We combine the domestic and international trade flows for each of the 170 ITPD-E industries into a single database. Then, we create a balanced database across all dimensions of the ITPD-E by filling all missing international trade observations with zeroes. In order to distinguish between the trade zeroes that exist in the original raw data and the new zeroes that are added to balance the data, we create a flag variable called flag_zero, which is equal to ‘r’ for observations with zeroes coming from original data sources, ‘p’ for observations with positive trade flows, and ‘u’ for observations filled with zeroes in this step. We do this for international trade observations only, not for domestic trade observations.
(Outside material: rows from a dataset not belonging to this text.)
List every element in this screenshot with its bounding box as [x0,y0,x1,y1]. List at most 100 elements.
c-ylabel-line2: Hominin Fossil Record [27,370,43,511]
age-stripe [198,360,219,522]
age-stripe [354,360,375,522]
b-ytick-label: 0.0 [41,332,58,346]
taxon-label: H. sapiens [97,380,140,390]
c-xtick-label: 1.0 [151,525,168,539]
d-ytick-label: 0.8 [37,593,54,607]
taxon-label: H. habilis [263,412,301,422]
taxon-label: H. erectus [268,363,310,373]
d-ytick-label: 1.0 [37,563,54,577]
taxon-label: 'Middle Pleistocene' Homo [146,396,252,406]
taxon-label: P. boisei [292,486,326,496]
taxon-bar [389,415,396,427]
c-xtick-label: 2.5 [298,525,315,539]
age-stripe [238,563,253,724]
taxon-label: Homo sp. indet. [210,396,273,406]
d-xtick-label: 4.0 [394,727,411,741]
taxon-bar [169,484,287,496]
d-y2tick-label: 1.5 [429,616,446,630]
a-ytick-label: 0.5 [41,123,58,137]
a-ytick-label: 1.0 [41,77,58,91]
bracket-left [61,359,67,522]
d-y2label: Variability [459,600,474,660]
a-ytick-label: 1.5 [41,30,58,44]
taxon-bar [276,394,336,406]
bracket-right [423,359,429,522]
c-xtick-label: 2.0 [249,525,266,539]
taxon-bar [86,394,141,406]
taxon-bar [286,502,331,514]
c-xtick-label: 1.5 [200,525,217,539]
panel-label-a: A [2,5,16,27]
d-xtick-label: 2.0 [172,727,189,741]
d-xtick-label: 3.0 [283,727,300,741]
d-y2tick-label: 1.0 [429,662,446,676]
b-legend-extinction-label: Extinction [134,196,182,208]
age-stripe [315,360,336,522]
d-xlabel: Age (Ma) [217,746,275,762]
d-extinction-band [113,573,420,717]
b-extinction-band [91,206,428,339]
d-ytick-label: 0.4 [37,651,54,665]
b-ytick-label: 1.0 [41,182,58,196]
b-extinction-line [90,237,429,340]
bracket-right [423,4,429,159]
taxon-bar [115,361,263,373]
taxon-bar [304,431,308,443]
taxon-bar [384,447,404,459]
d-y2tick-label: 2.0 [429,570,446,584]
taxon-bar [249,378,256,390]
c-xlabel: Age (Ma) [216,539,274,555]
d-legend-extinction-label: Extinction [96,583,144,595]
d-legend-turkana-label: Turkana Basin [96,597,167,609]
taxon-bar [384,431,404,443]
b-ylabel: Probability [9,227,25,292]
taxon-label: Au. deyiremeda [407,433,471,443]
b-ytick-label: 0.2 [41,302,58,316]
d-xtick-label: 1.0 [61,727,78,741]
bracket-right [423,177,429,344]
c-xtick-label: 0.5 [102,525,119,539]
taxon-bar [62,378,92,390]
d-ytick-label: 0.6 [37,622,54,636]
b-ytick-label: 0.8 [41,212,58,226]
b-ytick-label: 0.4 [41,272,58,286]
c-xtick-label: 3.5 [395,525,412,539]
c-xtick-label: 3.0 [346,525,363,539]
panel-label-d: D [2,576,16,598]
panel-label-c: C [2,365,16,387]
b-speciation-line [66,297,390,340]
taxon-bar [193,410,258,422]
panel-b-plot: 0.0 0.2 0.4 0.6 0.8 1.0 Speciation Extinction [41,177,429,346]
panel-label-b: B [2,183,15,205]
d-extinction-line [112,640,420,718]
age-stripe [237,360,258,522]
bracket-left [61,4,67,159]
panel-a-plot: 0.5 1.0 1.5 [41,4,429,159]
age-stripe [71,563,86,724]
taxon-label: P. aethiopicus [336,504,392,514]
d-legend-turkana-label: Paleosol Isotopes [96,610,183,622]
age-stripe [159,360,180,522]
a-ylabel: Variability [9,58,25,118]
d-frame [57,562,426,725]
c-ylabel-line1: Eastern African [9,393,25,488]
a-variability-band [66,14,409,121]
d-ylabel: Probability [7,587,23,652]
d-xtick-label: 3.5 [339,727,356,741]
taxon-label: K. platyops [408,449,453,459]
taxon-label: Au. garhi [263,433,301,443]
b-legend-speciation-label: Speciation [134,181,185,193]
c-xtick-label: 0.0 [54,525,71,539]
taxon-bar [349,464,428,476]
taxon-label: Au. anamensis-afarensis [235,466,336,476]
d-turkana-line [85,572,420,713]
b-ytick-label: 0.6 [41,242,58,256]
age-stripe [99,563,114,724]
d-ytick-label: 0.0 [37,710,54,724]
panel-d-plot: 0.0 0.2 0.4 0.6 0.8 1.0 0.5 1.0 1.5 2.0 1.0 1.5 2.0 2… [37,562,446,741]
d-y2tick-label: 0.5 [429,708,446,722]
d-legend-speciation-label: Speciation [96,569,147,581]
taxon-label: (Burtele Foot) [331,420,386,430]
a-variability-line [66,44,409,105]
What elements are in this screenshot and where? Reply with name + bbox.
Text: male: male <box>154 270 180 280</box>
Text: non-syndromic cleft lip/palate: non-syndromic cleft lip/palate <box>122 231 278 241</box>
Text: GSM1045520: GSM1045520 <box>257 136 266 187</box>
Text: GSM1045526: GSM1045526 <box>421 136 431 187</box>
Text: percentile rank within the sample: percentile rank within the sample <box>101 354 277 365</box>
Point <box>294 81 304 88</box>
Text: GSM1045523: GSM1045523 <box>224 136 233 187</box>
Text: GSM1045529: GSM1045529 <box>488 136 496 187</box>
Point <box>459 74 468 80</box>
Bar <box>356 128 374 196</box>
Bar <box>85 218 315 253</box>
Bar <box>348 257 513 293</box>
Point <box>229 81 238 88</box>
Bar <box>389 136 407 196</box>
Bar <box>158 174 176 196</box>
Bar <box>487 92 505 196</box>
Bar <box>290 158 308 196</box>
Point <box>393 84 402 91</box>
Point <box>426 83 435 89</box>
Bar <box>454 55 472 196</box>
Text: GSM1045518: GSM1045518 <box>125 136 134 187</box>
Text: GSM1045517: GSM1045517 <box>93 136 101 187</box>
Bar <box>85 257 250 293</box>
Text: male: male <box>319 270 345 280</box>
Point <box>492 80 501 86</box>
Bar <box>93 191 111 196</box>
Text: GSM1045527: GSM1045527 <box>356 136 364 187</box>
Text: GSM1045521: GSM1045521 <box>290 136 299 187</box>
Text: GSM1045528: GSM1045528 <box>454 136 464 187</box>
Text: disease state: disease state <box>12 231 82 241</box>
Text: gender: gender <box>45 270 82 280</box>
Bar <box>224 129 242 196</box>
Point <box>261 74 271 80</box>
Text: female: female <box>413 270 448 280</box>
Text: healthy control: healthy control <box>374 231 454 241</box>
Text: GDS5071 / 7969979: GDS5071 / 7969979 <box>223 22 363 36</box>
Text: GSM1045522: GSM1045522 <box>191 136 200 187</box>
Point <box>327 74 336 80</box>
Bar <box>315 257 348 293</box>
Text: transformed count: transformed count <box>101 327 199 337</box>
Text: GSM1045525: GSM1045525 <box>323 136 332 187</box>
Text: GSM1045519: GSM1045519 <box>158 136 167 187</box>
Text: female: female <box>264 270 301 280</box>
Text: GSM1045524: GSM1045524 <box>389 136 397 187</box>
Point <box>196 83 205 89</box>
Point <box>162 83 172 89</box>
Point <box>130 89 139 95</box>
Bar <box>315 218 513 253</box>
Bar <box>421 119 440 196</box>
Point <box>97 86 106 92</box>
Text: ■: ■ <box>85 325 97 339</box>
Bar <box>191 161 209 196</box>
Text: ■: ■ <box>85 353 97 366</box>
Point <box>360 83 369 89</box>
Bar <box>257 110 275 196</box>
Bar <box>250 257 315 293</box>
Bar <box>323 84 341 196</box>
Since the previous procedure results in the addition of many zeroes that are irrelevant for gravity estimations, in order to eliminate outliers (e.g., countries with very few observations that would be dropped in standard gravity regressions), and to ensure that ITPD-E is suitable for even the most demanding gravity specifications, we use the Poisson pseudo-maximum likelihood (PPML) estimator with a demanding set of fixed effects (i.e., exporter-time, importer-time, and directional country-pair fixed effects) to estimate gravity for each of the 170 ITPD-E industries. Then, we retain the estimating sample for each industry as our final industry-level data. Note that this procedure will eliminate all irrelevant zeroes from our sample, e.g., if a country does not export a given industry in a given year, then the corresponding zeroes will be captured perfectly by this country’s exporter-time fixed effect. Thus, even after the rectangularisation of the data that we described in the previous paragraph, ITPD-E remains an unbalanced database as some countries do not appear in some years and/or ITPD-E industries.


  1. See for example World Bank WITS documentation and Timmer et al. (2012). Specifically for developing countries, Rozanski and Yeats (1994) show that export data are less reliable than import data.